85. Urteil der I. Zivilabteilung vom 15. Dezember 1958 i.S. Solco Basel
AG gegen Müller. Regeste

    Art. 2 ZBG, Art. 216 Abs. 2 OR. Handelt gegen Treu und Glauben,
wer sich der Schadenersatzklage wegen Nichterfüllung eines Vorvertrages
zu einem Grundstückkauf mit der Begründung widersetzt, die öffentliche
Beurkundung sei nicht vorschriftsgemäss vor sich gegangen?

Sachverhalt

    A.- Am 16. Juli 1955 unterzeichneten Dr. W. als
Verwaltungsratspräsident der Solco Basel A. G. einerseits und Werner
Müller anderseits im Bureau W.s ein als "Vorvertrag zu einem Kaufvertrag"
überschriebenes Schriftstück. Darin versprach Müller der Solco Basel
A. G., ihr die Liegenschaften Zürcherstrasse Nr. 11 und 13 in Basel,
die zusammen 1397,5 m2 messen, zum Preise von Fr. 395.-- je m2
abzukaufen und den endgültigen Kaufvertrag spätestens am 1. Oktober
1955 abzuschliessen. Das Schriftstück war nach Art eines öffentlich
beurkundeten Vertrages abgefasst. Es begann mit den Worten: "Vor mir,
dem unterzeichneten öffentlichen Notar zu Basel sind erschienen die
mir persönlich bekannten Herr Dr. W.... und Herr Werner Müller... und
haben mir erklärt...". Der Schlussatz lautete: "Geschehen zu Basel den
16. Juli 1955, nachdem urkundlich dessen dieser Vorvertrag von den
Parteien nach geschehener Lesung und Genehmigung, sowie von mir dem
Notar unter Beisetzung meines amtlichen Siegels hienach unterzeichnet
worden ist". W. sandte diese Urkunde nach der Unterzeichnung dem Notar
Dr. Sch. in Basel, und dieser setzte in Abwesenheit der Parteien seine
Unterschrift und sein Siegel darunter.

    Im gleichen Verfahren kam am 28. September 1955 ein "Nachtrag"
zu diesem Vorvertrag zustande. Er ging im wesentlichen dahin, dass die
Frist zum Abschluss des endgültigen Kaufvertrages bis 15. Oktober 1955
erstreckt werde und der Käufer der Verkäuferin spätestens an diesem Tage
Fr. 100 000 anzahle.

    Am 3. Oktober 1955 schrieb Dr. W. dem Müller, wenn diese Frist nicht
eingehalten werden sollte, würde die Solco Basel AG die sich aus dem
Verzug ergebenden Folgen eintreten lassen. Mit Briefvom 17. Oktober 1955
teilte er Müller mit, sie werde auf nachträgliche Erfüllung verzichten
und Schadenersatz wegen Nichterfüllung verlangen, wenn Müller den Vertrag
nicht spätestens am 26. Oktober 1955 erfüllen werde.
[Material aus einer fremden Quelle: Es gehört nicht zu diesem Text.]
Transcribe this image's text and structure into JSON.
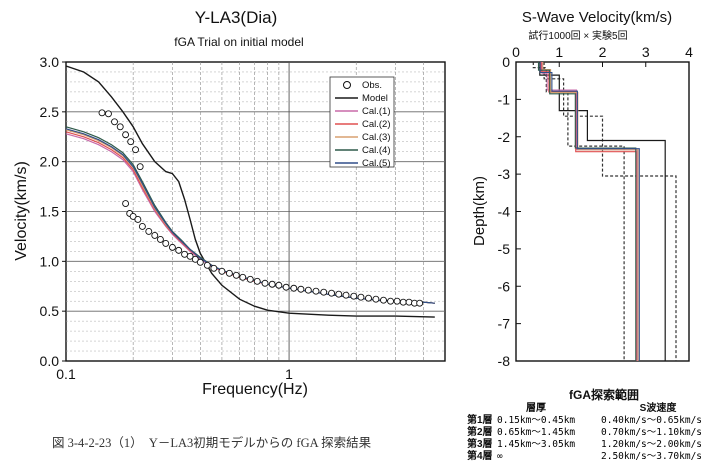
{
  "caption": "図 3-4-2-23（1）　Y－LA3初期モデルからの fGA 探索結果",
  "chart_data": [
    {
      "type": "line",
      "title": "Y-LA3(Dia)",
      "subtitle": "fGA Trial on initial model",
      "xlabel": "Frequency(Hz)",
      "ylabel": "Velocity(km/s)",
      "xscale": "log",
      "xlim": [
        0.1,
        5
      ],
      "ylim": [
        0,
        3
      ],
      "xticks": [
        {
          "v": 0.1,
          "label": "0.1"
        },
        {
          "v": 1,
          "label": "1"
        }
      ],
      "yticks": [
        {
          "v": 0,
          "label": "0.0"
        },
        {
          "v": 0.5,
          "label": "0.5"
        },
        {
          "v": 1,
          "label": "1.0"
        },
        {
          "v": 1.5,
          "label": "1.5"
        },
        {
          "v": 2,
          "label": "2.0"
        },
        {
          "v": 2.5,
          "label": "2.5"
        },
        {
          "v": 3,
          "label": "3.0"
        }
      ],
      "grid": true,
      "legend_position": "top-right",
      "observed": {
        "name": "Obs.",
        "x": [
          0.145,
          0.155,
          0.165,
          0.175,
          0.185,
          0.195,
          0.205,
          0.215,
          0.185,
          0.193,
          0.2,
          0.21,
          0.22,
          0.235,
          0.25,
          0.265,
          0.28,
          0.3,
          0.32,
          0.34,
          0.36,
          0.38,
          0.4,
          0.43,
          0.46,
          0.5,
          0.54,
          0.58,
          0.62,
          0.67,
          0.72,
          0.78,
          0.84,
          0.9,
          0.97,
          1.05,
          1.13,
          1.22,
          1.32,
          1.43,
          1.55,
          1.67,
          1.8,
          1.95,
          2.1,
          2.27,
          2.45,
          2.65,
          2.85,
          3.05,
          3.25,
          3.45,
          3.65,
          3.85
        ],
        "y": [
          2.49,
          2.48,
          2.4,
          2.35,
          2.27,
          2.2,
          2.12,
          1.95,
          1.58,
          1.48,
          1.45,
          1.42,
          1.35,
          1.3,
          1.26,
          1.22,
          1.18,
          1.14,
          1.11,
          1.07,
          1.05,
          1.02,
          0.99,
          0.96,
          0.93,
          0.9,
          0.88,
          0.86,
          0.84,
          0.82,
          0.8,
          0.78,
          0.77,
          0.76,
          0.74,
          0.73,
          0.72,
          0.71,
          0.7,
          0.69,
          0.68,
          0.67,
          0.66,
          0.65,
          0.64,
          0.63,
          0.62,
          0.61,
          0.6,
          0.6,
          0.59,
          0.59,
          0.58,
          0.58
        ]
      },
      "series": [
        {
          "name": "Model",
          "color": "#1a1a1a",
          "x": [
            0.1,
            0.12,
            0.14,
            0.16,
            0.18,
            0.2,
            0.22,
            0.25,
            0.28,
            0.3,
            0.32,
            0.34,
            0.36,
            0.38,
            0.4,
            0.45,
            0.5,
            0.6,
            0.7,
            0.8,
            1.0,
            1.5,
            2.0,
            3.0,
            4.5
          ],
          "y": [
            2.96,
            2.9,
            2.8,
            2.65,
            2.5,
            2.35,
            2.18,
            2.0,
            1.9,
            1.88,
            1.8,
            1.62,
            1.42,
            1.22,
            1.08,
            0.88,
            0.76,
            0.62,
            0.55,
            0.51,
            0.48,
            0.46,
            0.45,
            0.45,
            0.44
          ]
        },
        {
          "name": "Cal.(1)",
          "color": "#c86aa8",
          "x": [
            0.1,
            0.12,
            0.14,
            0.16,
            0.18,
            0.2,
            0.22,
            0.25,
            0.28,
            0.3,
            0.33,
            0.36,
            0.4,
            0.45,
            0.5,
            0.6,
            0.7,
            0.8,
            1.0,
            1.3,
            1.6,
            2.0,
            2.5,
            3.0,
            4.0,
            4.5
          ],
          "y": [
            2.28,
            2.23,
            2.17,
            2.1,
            2.02,
            1.9,
            1.72,
            1.5,
            1.35,
            1.27,
            1.18,
            1.1,
            1.02,
            0.95,
            0.9,
            0.84,
            0.8,
            0.77,
            0.73,
            0.69,
            0.66,
            0.63,
            0.61,
            0.6,
            0.59,
            0.58
          ]
        },
        {
          "name": "Cal.(2)",
          "color": "#e05050",
          "x": [
            0.1,
            0.12,
            0.14,
            0.16,
            0.18,
            0.2,
            0.22,
            0.25,
            0.28,
            0.3,
            0.33,
            0.36,
            0.4,
            0.45,
            0.5,
            0.6,
            0.7,
            0.8,
            1.0,
            1.3,
            1.6,
            2.0,
            2.5,
            3.0,
            4.0,
            4.5
          ],
          "y": [
            2.3,
            2.25,
            2.19,
            2.12,
            2.04,
            1.92,
            1.74,
            1.52,
            1.36,
            1.28,
            1.19,
            1.11,
            1.03,
            0.96,
            0.9,
            0.84,
            0.8,
            0.77,
            0.73,
            0.69,
            0.66,
            0.63,
            0.61,
            0.6,
            0.59,
            0.58
          ]
        },
        {
          "name": "Cal.(3)",
          "color": "#d9a070",
          "x": [
            0.1,
            0.12,
            0.14,
            0.16,
            0.18,
            0.2,
            0.22,
            0.25,
            0.28,
            0.3,
            0.33,
            0.36,
            0.4,
            0.45,
            0.5,
            0.6,
            0.7,
            0.8,
            1.0,
            1.3,
            1.6,
            2.0,
            2.5,
            3.0,
            4.0,
            4.5
          ],
          "y": [
            2.32,
            2.27,
            2.21,
            2.14,
            2.06,
            1.94,
            1.76,
            1.53,
            1.37,
            1.29,
            1.2,
            1.12,
            1.04,
            0.96,
            0.91,
            0.85,
            0.81,
            0.77,
            0.73,
            0.69,
            0.66,
            0.63,
            0.61,
            0.6,
            0.59,
            0.58
          ]
        },
        {
          "name": "Cal.(4)",
          "color": "#2f5a4a",
          "x": [
            0.1,
            0.12,
            0.14,
            0.16,
            0.18,
            0.2,
            0.22,
            0.25,
            0.28,
            0.3,
            0.33,
            0.36,
            0.4,
            0.45,
            0.5,
            0.6,
            0.7,
            0.8,
            1.0,
            1.3,
            1.6,
            2.0,
            2.5,
            3.0,
            4.0,
            4.5
          ],
          "y": [
            2.35,
            2.3,
            2.24,
            2.17,
            2.09,
            1.97,
            1.8,
            1.56,
            1.39,
            1.3,
            1.21,
            1.12,
            1.04,
            0.96,
            0.91,
            0.85,
            0.81,
            0.77,
            0.73,
            0.69,
            0.66,
            0.63,
            0.61,
            0.6,
            0.59,
            0.58
          ]
        },
        {
          "name": "Cal.(5)",
          "color": "#304f8a",
          "x": [
            0.1,
            0.12,
            0.14,
            0.16,
            0.18,
            0.2,
            0.22,
            0.25,
            0.28,
            0.3,
            0.33,
            0.36,
            0.4,
            0.45,
            0.5,
            0.6,
            0.7,
            0.8,
            1.0,
            1.3,
            1.6,
            2.0,
            2.5,
            3.0,
            4.0,
            4.5
          ],
          "y": [
            2.33,
            2.28,
            2.22,
            2.15,
            2.07,
            1.95,
            1.78,
            1.54,
            1.38,
            1.29,
            1.2,
            1.12,
            1.03,
            0.96,
            0.91,
            0.85,
            0.81,
            0.77,
            0.73,
            0.69,
            0.66,
            0.63,
            0.61,
            0.6,
            0.59,
            0.58
          ]
        }
      ]
    },
    {
      "type": "line",
      "title": "S-Wave Velocity(km/s)",
      "subtitle": "試行1000回 × 実験5回",
      "xlabel": "",
      "ylabel": "Depth(km)",
      "xlim": [
        0,
        4
      ],
      "ylim": [
        -8,
        0
      ],
      "xticks": [
        {
          "v": 0,
          "label": "0"
        },
        {
          "v": 1,
          "label": "1"
        },
        {
          "v": 2,
          "label": "2"
        },
        {
          "v": 3,
          "label": "3"
        },
        {
          "v": 4,
          "label": "4"
        }
      ],
      "yticks": [
        {
          "v": 0,
          "label": "0"
        },
        {
          "v": -1,
          "label": "-1"
        },
        {
          "v": -2,
          "label": "-2"
        },
        {
          "v": -3,
          "label": "-3"
        },
        {
          "v": -4,
          "label": "-4"
        },
        {
          "v": -5,
          "label": "-5"
        },
        {
          "v": -6,
          "label": "-6"
        },
        {
          "v": -7,
          "label": "-7"
        },
        {
          "v": -8,
          "label": "-8"
        }
      ],
      "grid": false,
      "profiles": [
        {
          "kind": "bound-min",
          "color": "#333333",
          "dashed": true,
          "velocity": [
            0.4,
            0.7,
            1.2,
            2.5
          ],
          "interfaces": [
            -0.15,
            -0.8,
            -2.25
          ]
        },
        {
          "kind": "bound-max",
          "color": "#333333",
          "dashed": true,
          "velocity": [
            0.65,
            1.1,
            2.0,
            3.7
          ],
          "interfaces": [
            -0.45,
            -1.45,
            -3.05
          ]
        },
        {
          "kind": "model",
          "color": "#1a1a1a",
          "dashed": false,
          "velocity": [
            0.55,
            1.0,
            1.65,
            3.45
          ],
          "interfaces": [
            -0.35,
            -1.3,
            -2.1
          ]
        },
        {
          "kind": "cal",
          "color": "#c86aa8",
          "dashed": false,
          "velocity": [
            0.6,
            0.72,
            1.4,
            2.8
          ],
          "interfaces": [
            -0.3,
            -0.75,
            -2.35
          ]
        },
        {
          "kind": "cal",
          "color": "#e05050",
          "dashed": false,
          "velocity": [
            0.58,
            0.76,
            1.38,
            2.78
          ],
          "interfaces": [
            -0.25,
            -0.8,
            -2.4
          ]
        },
        {
          "kind": "cal",
          "color": "#d9a070",
          "dashed": false,
          "velocity": [
            0.62,
            0.8,
            1.43,
            2.82
          ],
          "interfaces": [
            -0.2,
            -0.82,
            -2.35
          ]
        },
        {
          "kind": "cal",
          "color": "#2f5a4a",
          "dashed": false,
          "velocity": [
            0.52,
            0.78,
            1.37,
            2.77
          ],
          "interfaces": [
            -0.22,
            -0.85,
            -2.3
          ]
        },
        {
          "kind": "cal",
          "color": "#304f8a",
          "dashed": false,
          "velocity": [
            0.56,
            0.83,
            1.42,
            2.85
          ],
          "interfaces": [
            -0.28,
            -0.78,
            -2.32
          ]
        }
      ]
    }
  ],
  "search_table": {
    "title": "fGA探索範囲",
    "headers": [
      "層厚",
      "S波速度"
    ],
    "rows": [
      {
        "layer": "第1層",
        "thickness": "0.15km～0.45km",
        "velocity": "0.40km/s～0.65km/s"
      },
      {
        "layer": "第2層",
        "thickness": "0.65km～1.45km",
        "velocity": "0.70km/s～1.10km/s"
      },
      {
        "layer": "第3層",
        "thickness": "1.45km～3.05km",
        "velocity": "1.20km/s～2.00km/s"
      },
      {
        "layer": "第4層",
        "thickness": "∞",
        "velocity": "2.50km/s～3.70km/s"
      }
    ]
  }
}
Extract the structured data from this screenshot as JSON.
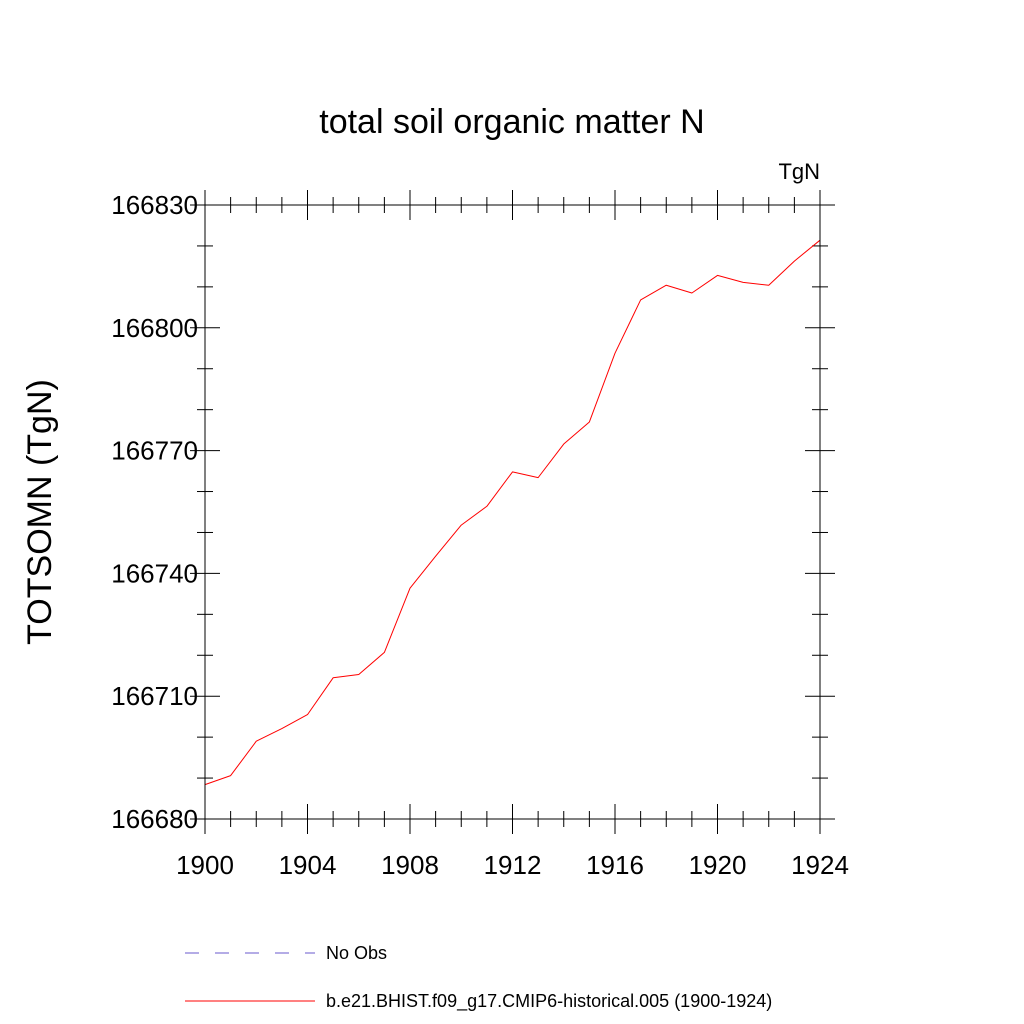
{
  "chart_data": {
    "type": "line",
    "title": "total soil organic matter N",
    "units_label": "TgN",
    "ylabel": "TOTSOMN  (TgN)",
    "xlabel": "",
    "xlim": [
      1900,
      1924
    ],
    "ylim": [
      166680,
      166830
    ],
    "x_ticks": [
      1900,
      1904,
      1908,
      1912,
      1916,
      1920,
      1924
    ],
    "y_ticks": [
      166680,
      166710,
      166740,
      166770,
      166800,
      166830
    ],
    "x_minor_step": 1,
    "y_minor_step": 10,
    "grid": false,
    "x": [
      1900,
      1901,
      1902,
      1903,
      1904,
      1905,
      1906,
      1907,
      1908,
      1909,
      1910,
      1911,
      1912,
      1913,
      1914,
      1915,
      1916,
      1917,
      1918,
      1919,
      1920,
      1921,
      1922,
      1923,
      1924
    ],
    "series": [
      {
        "name": "b.e21.BHIST.f09_g17.CMIP6-historical.005 (1900-1924)",
        "color": "#ff0000",
        "style": "solid",
        "values": [
          166688.4,
          166690.6,
          166699.0,
          166702.1,
          166705.5,
          166714.5,
          166715.3,
          166720.7,
          166736.4,
          166744.2,
          166751.8,
          166756.4,
          166764.8,
          166763.4,
          166771.6,
          166777.0,
          166793.8,
          166806.8,
          166810.4,
          166808.5,
          166812.8,
          166811.1,
          166810.4,
          166816.3,
          166821.4
        ]
      }
    ],
    "legend": {
      "placement": "bottom",
      "entries": [
        {
          "label": "No Obs",
          "color": "#6a5acd",
          "style": "dashed"
        },
        {
          "label": "b.e21.BHIST.f09_g17.CMIP6-historical.005 (1900-1924)",
          "color": "#ff0000",
          "style": "solid"
        }
      ]
    }
  }
}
Müller antwortete
am 18. Oktober 1955, sein Kaufsinteressent werde am 20. Oktober 1955
nach Basel kommen und wahrscheinlich versuchen, den Kaufpreis noch
einmal herunterzudrücken. Er bat Dr. W., zur Erzielung eines Erlöses von
mindestens Fr. 415.-- je m2 mitzuwirken, so dass ihm, Müller, für seine
Bemühungen ein gewisser Betrag übrig bleibe. Müller begab sich jedoch
am 20. Oktober nicht zu Dr. W. Da er auch bis 26. Oktober 1955 nicht
erfüllte, schrieb W. ihm am 28. Oktober 1955, die Solco Basel AG verzichte
auf nachträgliche Leistung und verlange Ersatz des aus der Nichterfüllung
des Vertrages entstehenden Schadens.

    Am 1. August 1956 schrieb Dr. W. dem Müller, die Solco Basel AG
könne nun die beiden Liegenschaften zu einem Preise, der erheblich
unter Fr. 395.-- je m2 liege, anderweitig verkaufen; sie werde das tun
und Müller für den Preisunterschied belangen, wenn er nicht ein neues
und annehmbares Angebot mache. Müller erhielt den Brief nicht, da er
abwesend war. Am 7. August 1956 verkaufte die Solco Basel AG die beiden
Liegenschaften zum Preise von Fr. 320.-- je m2 anderweitig. Dr. W. gab
Müller am 9. August 1955 vom Mindererlös Kenntnis und ersuchte ihn um
einen Vergleichsvorschlag. Am 22. August 1956 antwortete Müller, die Solco
Basel AG habe ihn durch Verschweigen bestimmter Tatsachen zum Abschluss
des Vorvertrages verleitet und habe darin einen bedeutend übersetzten
Kaufpreis ausbedungen. Zudem habe Müller den Vorvertrag in der Meinung
unterzeichnet, er falle dahin, wenn er nicht erfüllt werde. Man hätte ihn
bei der Unterzeichnung des Vertrages auf die Folgen der Nichterfüllung
aufmerksam machen sollen.

    B.- Am 22. September 1956 reichte die Solco Basel AG gegen Müller
Klage ein. Sie beantragte, er sei zu verurteilen, ihr den Mindererlös
von Fr. 104'812.50, die Mäklerprovision von Fr. 6700.-- und die
Insertionskosten von Fr. 322.50, zusammen Fr. 111'835.--, zu ersetzen
und die Schuld vom Tage der Einreichung der Klage an zu 5% zu verzinsen.

    Der Beklagte beantragte, die Klage abzuweisen. Er machte unter
anderem geltend, der Vorvertrag sei ungültig, weil er nicht in dem vom
Basler Notariatsgesetz vorgeschriebenen Verfahren verurkundet worden sei,
und zudem habe der Beklagte geglaubt, Gegenstand des Vertrages sei ein
zugunsten des Beklagten vereinbartes Kaufsrecht.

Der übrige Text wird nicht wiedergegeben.